Jeanne Hugo Daudet Charcot smirked and lifted her eyebrows.

“Actually, I have recently married the most dashing fellow in all of Paris … in all of Europe, even! Although you know this, do you not? Your boy dandy worked so very hard to secure himself an invitation to the party.” She clicked her tongue. “We were so sad we could only invite the important people of Paris.”

I hastened to point out that, despite calling me a stranger mere seconds ago, Jeanne admitted to knowing both
Le Comte
and me. Yet the victory did not seem mine to take.

At that moment Robert marched up. I took the opportunity to “startle” and “accidentally” spill my newly purchased perfume oil across Jeanne’s dress. She screamed in horror, shielding her eyes as she fell to the ground, even though the liquid was nowhere near her face. It wasn’t even hot.

“Oh, Le Comte! You startled me. I am so very clumsy when alarmed! Poor Madame Hugo-Daudet…”


Madame Charcot!
” she spat between her teeth. Montesquiou tried to help her to stand, but she pushed him away.

“I’m so sorry to have ruined your gown.”

“You are a nasty woman,” she sneered, brushing off her backside.

“Well, you would know the species.”

“I don’t have time to entertain the likes of you!” she cried. “I cannot believe Montesquiou is fooled! He is the stupidest man alive, but even for him this is absurd!”

With that Jeanne lifted her skirts and plodded off in the other direction, those hideous chicken-children clucking behind her. I turned to Robert, at the ready with an excuse. But
Le Comte
was so busy studying his freshly manicured nails he did not have time to contemplate my erratic behavior.

We spent the balance of the afternoon stomping across hay and visiting the ladies selling their geegaws. Sometime after dusk, Robert and I returned to my flat. As he poured a drink I slid out of my shoes and gown. I felt exhausted, tired, and overwrought all at once.

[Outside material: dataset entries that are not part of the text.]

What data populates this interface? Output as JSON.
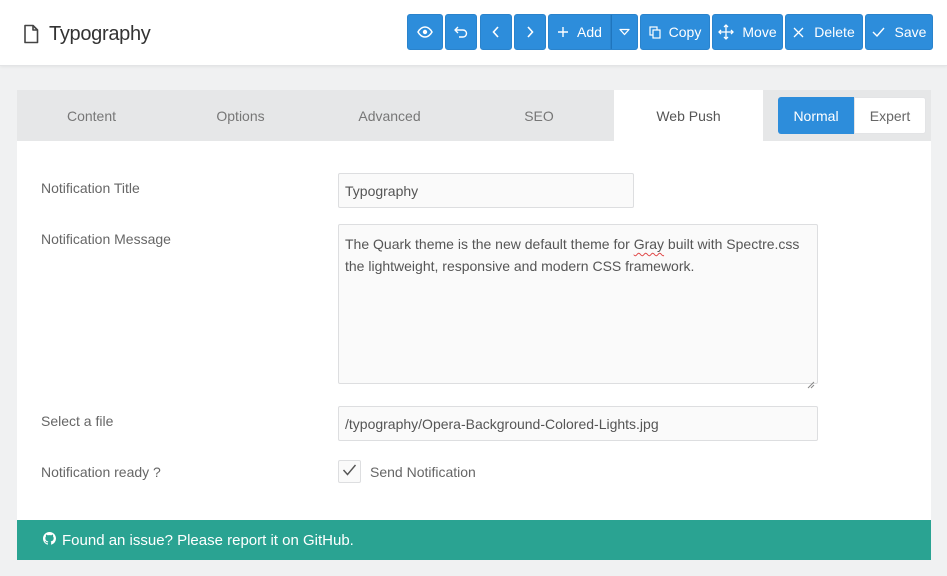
{
  "header": {
    "title": "Typography",
    "icons": {
      "page": "document-icon"
    }
  },
  "toolbar": {
    "preview_icon": "eye-icon",
    "revert_icon": "undo-icon",
    "prev_icon": "chevron-left-icon",
    "next_icon": "chevron-right-icon",
    "add_label": "Add",
    "add_more_icon": "caret-down-icon",
    "copy_label": "Copy",
    "move_label": "Move",
    "delete_label": "Delete",
    "save_label": "Save",
    "accent": "#2d8ddb"
  },
  "tabs": [
    {
      "label": "Content"
    },
    {
      "label": "Options"
    },
    {
      "label": "Advanced"
    },
    {
      "label": "SEO"
    },
    {
      "label": "Web Push",
      "active": true
    }
  ],
  "mode": {
    "normal": "Normal",
    "expert": "Expert",
    "selected": "Normal"
  },
  "form": {
    "title_label": "Notification Title",
    "title_value": "Typography",
    "message_label": "Notification Message",
    "message_before": "The Quark theme is the new default theme for ",
    "message_flagged": "Gray",
    "message_after": " built with Spectre.css the lightweight, responsive and modern CSS framework.",
    "file_label": "Select a file",
    "file_value": "/typography/Opera-Background-Colored-Lights.jpg",
    "ready_label": "Notification ready ?",
    "ready_checkbox_label": "Send Notification",
    "ready_checked": true
  },
  "footer": {
    "text": "Found an issue? Please report it on GitHub.",
    "icon": "github-icon",
    "color": "#2aa392"
  }
}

Robert hummed and dripped golden liquid into a crystal glass as I sat contemplating how strange it was we’d been coupled for two years, across one Daudet and at the start of Charcot. It is a long stretch to be with the same person, at least in my world, and though I know
Le Comte
well, I also know him very little. These thoughts bounced around my mind as I watched him pour my drink. It all left me oddly confused. And confused I remain.

For the first time since arriving in Paris, I find my position, my future … it all seems so hazy and unclear. I have the apartment now. The gowns. The furnishings and the art. I am not married to Montesquiou, but am I supposed to stay with him forever?

“Drink or sexual congress first?”
Le Comte
asked, waggling his finger through the ice. Nausea crept into my gut.

I’d never not wanted him. Indeed I’m not always primed for his advances and sometimes have to work myself into an amorous condition. But right then the thought of his skin pressing against mine made me ill. It was nonsensical, I told myself, merely a by-product of the
Bazar
. Our surroundings can affect our moods, affect our desires, so much more than we’d like to admit. Truth be told, the whole affair let me down. It’s odd how something you’ve dreamed of half your life looks different once you get inside.

 

Part Quatre

 

Chapitre LI

Paris, 9 May 1897

What is it they say? The world can change in an instant? It happened to me. Like a spark to canvas, everything ignited and then burned away, the only thing left standing the structures, the ideas of how things once looked. This is both a metaphor and a strict interpretation of what happened.